|Courtesy of Ambro|
Tuesday, 12 August 2014
A tribute to my willy
As I proceed through the sixth decade of my life, I’ve got to thinking more and more about my willy.
I’ve tried to recall the first time I contemplated my most valuable organ. One contender is an early memory of when my father announced at a family gathering that, within days of my birth, when my naked baby-body was held aloft for inspection, uncle Ronnie gasped and said, “Bloody hell, he’s well hung; that boy will never be the first out of the shower!”
I was definitely aware of my dangly bits at six years old when our teacher insisted that her pupils, comprising both boys and girls, change into their physical education gear in the classroom before proceeding to the gym. "Underpants and knickers must be removed” Mrs Fenwick would shout. Giggly and nervous, we all used our desks as shields as we shed our school uniforms and wriggled into our PE kits. I still recall the awkwardness at the prospect of a girl (God forbid!) glimpsing my willy while, at the same time, harbouring a stirring curiosity about the secrets residing under the desk of the blond girl sitting in front of me.
Speaking of PE, it was during one such session three years later that I learned about the ecstasy my willy could deliver. Half way up the climbing rope, my legs wrapped tightly around that rough, braided helix, a wondrous sensation spread from my loins. Eyes closed in rapture and, with chin crumpled against the rope, I hung there for as long as I dared, resembling a dog on heat humping its owner’s leg.
Then I entered the self-abuse phase. Between the ages of 12 and 14 my willy got more hand-hammer than a mechanic’s workbench. In my imagination I humped every girl in class, one by one on consecutive nights, even the big lass with yellow teeth and bad breath (although that one necessitated a southerly approach).
As an adult my willy seems to constantly demand attention, and I think about him every day. After showering I inspect him in the mirror, from several angles. I’ll be forever grateful to him for delivering the seeds that grew into my two beautiful children. In contrast, we’ve shared life’s most painful moments; the time I was struck full in the cockpit by a high-velocity cricket ball is particularly salient, as is the occasion I snagged my foreskin in the zip of my Levi jeans – I never went commando again after that mishap.
Apparently, three quarters of all men believe their willies to be smaller than average. I’m one of them. I soothe myself with platitudes. Size doesn’t matter, as the lady’s tingly bits are on the outside. And, of course, your own always looks smaller in comparison to others as you only ever view it from above. Plus, not forgetting the maxim that sex is 90% in the mind and 10% friction, so physicality doesn’t contribute significantly to carnal satisfaction. Am I convinced? No, not at all. So when I stand in front of the mirror my first wish to any fairy godmother that might be brave enough to stray into my bathroom would be to grant me the todger of a Viagra-fuelled donkey.

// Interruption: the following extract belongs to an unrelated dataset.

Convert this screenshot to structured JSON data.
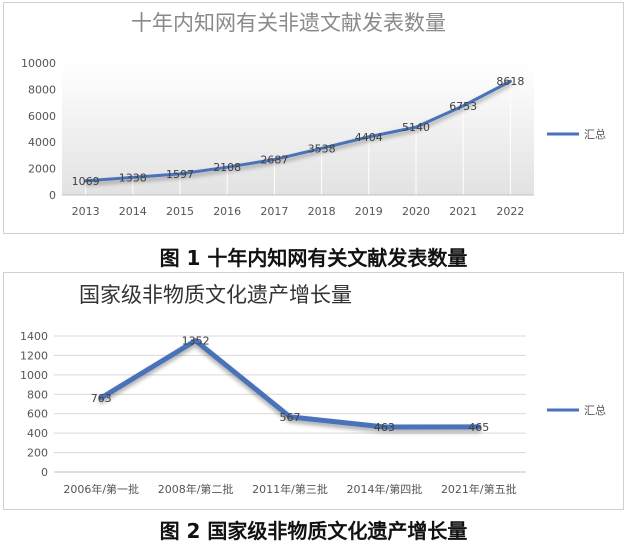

But I shouldn’t speak too harshly about my most valued appendage. On most occasions he has successfully stood to attention, proud and dandy, as and when required. I forgive him for the occasions when, like a balloon without helium, it has refused to rise, most notably with a cougar in 1978 - but she did possess talons for fingernails and was carefree about which bits of me she scrunched.
It might not be the biggest, but it’s mine. And although it sometimes seems to possess a mind of its own, inflating at inopportune moments - the vibrations associated with an internal combustion engine being a potent catalyst, resulting in some interesting moments on public transport - my willy and I have been intimately connected for 55 years. Barring any catastrophic accidents, it will be a partnership that will endure until I die, and that’s something to cherish.